洋書の需要というのは、大学などの研究期間や研究者によって支えられているのだろう。これらの顧客と書店との関係が変化してきているのかどうか、私にはわからないが、おそらく店頭在庫を探すというよりは、カタログでの注文が主だろうと思う。店頭販売の重要度はそれほど高くないように思える。
このままでは店頭でのビジネス洋書販売は消えてしまい、カタログ販売のみになってしまうのかもしれない。買わずに期待だけするのははなはだ身勝手なのだが、書店という場所が好きな私にとっては寂しいのである。

本は実際に手にとって中身をめくり、納得して買うというかたは多いはずだ。Amazonもその必要性はよくわかっていて、Amazon.comでは内容を数ページ”立ち読み”することもできる。また、立ち読みして確認する行動の代替サービスとして、読者のレビューを読むこともできる。
となれば、店頭は図書館、ないしはショールームと位置づけてしまい、見本品を置く場所としても良いのではないかと思う。実際の売買はオンラインショップにのみ接続できるWEB端末を置くのだ。バーコードリーダーをつけておき、スキャンすればショッピングカートに入れたり、レビューや書店員のお薦め情報などが簡単に見られるようにするのも良いだろう。翻訳が出ていれば、その情報を見せて同時購入を勧めることも容易だ。
書店という場には魅力がある。Amazonとの価格差が10%内外であるなら、私は喜んで乗り換えるのだが、いかがなもんだろうか。

<追記>
同じように、書店でビジネス系の洋書を選びたい、とお考えの方がいらっしゃったので、トラックバックを。
「なぜビジネス書を売らないのですか?」(海外ビジネス書に学ぶ!)

Posted by dmate at 2005年02月18日 20:16 | TrackBack
Comments

はじめまして。竹永です。
ご紹介ありがとうございました。

たしかにアマゾン、いいですよねー。安いし。
私ももっぱらアマゾンです。
本屋でザーーーーっと立ち読みするのもいいもんですよね。国内でそれができれば・・。っていうのはまだまだ贅沢なんですかね?おっしゃられていたとおり、たまに見かけると成功本の原著だったりするし。なんていうか、浅いんですよねえw。
ではまた。

Posted by: 竹永 at 2005年02月19日 16:49

竹永さん、こんにちは
書店で本を探すのは、Amazonとはちょっと違った楽しみなんですよね。
次に読む「Connective Selling」も、もとはといえば丸善の店頭で見つけたものです。

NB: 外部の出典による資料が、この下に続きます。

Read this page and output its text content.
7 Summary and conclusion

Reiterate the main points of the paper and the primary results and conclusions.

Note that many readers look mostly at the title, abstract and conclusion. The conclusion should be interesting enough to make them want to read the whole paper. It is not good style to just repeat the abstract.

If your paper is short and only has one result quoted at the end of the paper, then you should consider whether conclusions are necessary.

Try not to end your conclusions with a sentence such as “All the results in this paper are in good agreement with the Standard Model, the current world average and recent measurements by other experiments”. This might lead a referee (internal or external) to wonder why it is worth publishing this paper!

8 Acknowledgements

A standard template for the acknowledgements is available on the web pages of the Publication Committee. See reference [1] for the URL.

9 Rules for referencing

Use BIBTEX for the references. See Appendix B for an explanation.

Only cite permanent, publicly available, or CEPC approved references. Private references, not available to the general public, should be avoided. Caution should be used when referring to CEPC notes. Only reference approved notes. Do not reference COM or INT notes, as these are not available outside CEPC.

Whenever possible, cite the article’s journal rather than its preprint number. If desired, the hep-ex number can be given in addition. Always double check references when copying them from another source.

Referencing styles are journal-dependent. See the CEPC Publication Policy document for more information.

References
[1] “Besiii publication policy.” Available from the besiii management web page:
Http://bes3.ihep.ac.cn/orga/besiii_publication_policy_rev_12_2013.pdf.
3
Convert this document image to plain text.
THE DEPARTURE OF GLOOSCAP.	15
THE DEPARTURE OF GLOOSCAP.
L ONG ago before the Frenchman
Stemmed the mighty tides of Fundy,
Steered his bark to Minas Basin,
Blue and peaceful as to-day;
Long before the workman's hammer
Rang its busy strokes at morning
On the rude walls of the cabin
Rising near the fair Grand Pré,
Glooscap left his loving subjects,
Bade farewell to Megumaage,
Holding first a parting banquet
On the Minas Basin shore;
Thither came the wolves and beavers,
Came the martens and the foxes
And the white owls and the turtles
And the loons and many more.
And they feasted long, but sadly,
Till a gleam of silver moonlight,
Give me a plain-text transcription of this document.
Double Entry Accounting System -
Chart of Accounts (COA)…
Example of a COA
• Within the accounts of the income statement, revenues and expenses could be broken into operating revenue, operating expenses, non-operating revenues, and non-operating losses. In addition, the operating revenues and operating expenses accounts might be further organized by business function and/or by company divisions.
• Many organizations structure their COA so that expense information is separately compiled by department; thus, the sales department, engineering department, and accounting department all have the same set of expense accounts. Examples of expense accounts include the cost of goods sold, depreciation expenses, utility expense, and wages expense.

本棚をじっくりと見ながら”呼んでくれる”本を探す楽しさは、ネットとは別物だと感じます。
洋書を意識して見始めて感じるのは、装幀が翻訳本になると突然やすっぽくなってしまう場合が多いことですね。単に好みの問題ではなく、手っ取り早くノウハウだけを採り入れようとする日本の読者層のレベルを感じてしまってちょっと残念です。
では、これからもよろしくお願いします。